Consider the C code a = a = a
. There\'s no sequence point for assignment, so this code produces a warning when compiling about an undefined operation on a
The C standard does not have a rule that says “If the behavior would be ambiguous, then the behavior is undefined.” The actual rule in C 1999 at issue says “Between the previous and next sequence point an object shall have its stored value modified at most once by the evaluation of an expression. Furthermore, the prior value shall be read only to determine the value to be stored.”
Your code violates this rule: It modifies the value of a
. (The note at 3.1 3 says that “Modify” includes the case where the new value being stored is the same as the previous value.)
So that is it. It does not matter whether you can figure out an unambiguous interpretation for this code. It only matters that it violated the rule. Because it violated the rule, the behavior is undefined.
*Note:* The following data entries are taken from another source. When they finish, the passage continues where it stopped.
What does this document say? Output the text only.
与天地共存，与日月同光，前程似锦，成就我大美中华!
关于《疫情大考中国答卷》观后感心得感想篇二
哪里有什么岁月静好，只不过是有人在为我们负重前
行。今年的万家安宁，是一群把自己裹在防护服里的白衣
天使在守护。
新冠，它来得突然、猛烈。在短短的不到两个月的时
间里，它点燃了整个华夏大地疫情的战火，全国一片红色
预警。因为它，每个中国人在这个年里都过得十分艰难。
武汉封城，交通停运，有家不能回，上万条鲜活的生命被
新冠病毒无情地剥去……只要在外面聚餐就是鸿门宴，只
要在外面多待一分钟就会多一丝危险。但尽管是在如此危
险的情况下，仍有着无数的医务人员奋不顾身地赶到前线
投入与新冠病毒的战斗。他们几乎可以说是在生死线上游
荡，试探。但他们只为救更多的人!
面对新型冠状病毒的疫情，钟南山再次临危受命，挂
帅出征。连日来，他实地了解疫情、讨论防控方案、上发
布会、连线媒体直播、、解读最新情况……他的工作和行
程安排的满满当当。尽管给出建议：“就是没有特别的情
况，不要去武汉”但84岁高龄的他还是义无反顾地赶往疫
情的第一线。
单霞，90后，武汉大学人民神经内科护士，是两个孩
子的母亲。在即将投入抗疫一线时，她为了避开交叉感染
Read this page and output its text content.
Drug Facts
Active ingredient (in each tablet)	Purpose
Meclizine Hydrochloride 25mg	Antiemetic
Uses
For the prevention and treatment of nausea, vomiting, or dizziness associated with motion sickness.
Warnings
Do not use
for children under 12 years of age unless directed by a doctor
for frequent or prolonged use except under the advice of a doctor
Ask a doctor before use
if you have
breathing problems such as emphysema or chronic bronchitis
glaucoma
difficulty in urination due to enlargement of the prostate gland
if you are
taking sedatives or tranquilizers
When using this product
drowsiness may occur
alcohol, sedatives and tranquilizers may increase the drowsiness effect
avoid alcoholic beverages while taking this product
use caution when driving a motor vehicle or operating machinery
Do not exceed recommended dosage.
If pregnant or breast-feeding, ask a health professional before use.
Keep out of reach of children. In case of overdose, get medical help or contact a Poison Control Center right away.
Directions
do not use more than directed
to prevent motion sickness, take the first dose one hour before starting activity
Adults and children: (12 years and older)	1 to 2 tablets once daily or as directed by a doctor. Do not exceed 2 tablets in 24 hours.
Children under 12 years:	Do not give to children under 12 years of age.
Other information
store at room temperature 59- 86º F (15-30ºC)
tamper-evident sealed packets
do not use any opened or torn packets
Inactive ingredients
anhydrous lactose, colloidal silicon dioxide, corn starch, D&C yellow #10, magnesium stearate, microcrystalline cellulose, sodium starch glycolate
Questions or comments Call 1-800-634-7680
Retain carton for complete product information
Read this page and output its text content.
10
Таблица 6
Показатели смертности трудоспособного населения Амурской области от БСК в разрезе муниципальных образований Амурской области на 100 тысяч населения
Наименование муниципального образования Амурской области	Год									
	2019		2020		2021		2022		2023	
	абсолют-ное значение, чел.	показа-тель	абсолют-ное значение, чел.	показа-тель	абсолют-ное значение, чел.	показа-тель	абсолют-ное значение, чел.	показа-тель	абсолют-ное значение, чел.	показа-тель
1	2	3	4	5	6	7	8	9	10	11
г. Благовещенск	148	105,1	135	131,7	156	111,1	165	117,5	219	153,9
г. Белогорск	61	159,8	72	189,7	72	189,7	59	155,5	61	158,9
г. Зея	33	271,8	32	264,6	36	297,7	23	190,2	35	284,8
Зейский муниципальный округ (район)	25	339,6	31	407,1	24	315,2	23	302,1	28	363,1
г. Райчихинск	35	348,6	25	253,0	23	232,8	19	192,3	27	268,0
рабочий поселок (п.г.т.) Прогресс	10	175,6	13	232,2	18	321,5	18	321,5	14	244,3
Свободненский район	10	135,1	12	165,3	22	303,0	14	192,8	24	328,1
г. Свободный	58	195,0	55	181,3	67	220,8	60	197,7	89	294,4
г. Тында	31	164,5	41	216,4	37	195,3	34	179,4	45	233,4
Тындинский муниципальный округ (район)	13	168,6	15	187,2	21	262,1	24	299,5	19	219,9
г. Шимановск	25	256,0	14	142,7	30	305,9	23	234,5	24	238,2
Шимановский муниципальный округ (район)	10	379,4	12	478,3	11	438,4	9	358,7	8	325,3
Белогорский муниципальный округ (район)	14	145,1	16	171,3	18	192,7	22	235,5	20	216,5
In C 2011, the rule is stated in a more technical way. 6.5 2 says “If a side effect on a scalar object is unsequenced relative to either a different side effect on the same scalar object or a value computation using the value of the same scalar object, the behavior is undefined. If there are multiple allowable orderings of the subexpressions of an expression, the behavior is undefined if such an unsequenced side effect occurs in any of the orderings.” When the assignment operator stores a value in an object, that is actually a side effect. (The main effect is that it evaluates to the value that is stored.) So this rule in C 2011 says largely the same thing as the C 1999 rule: You may not have two side effects on the same object.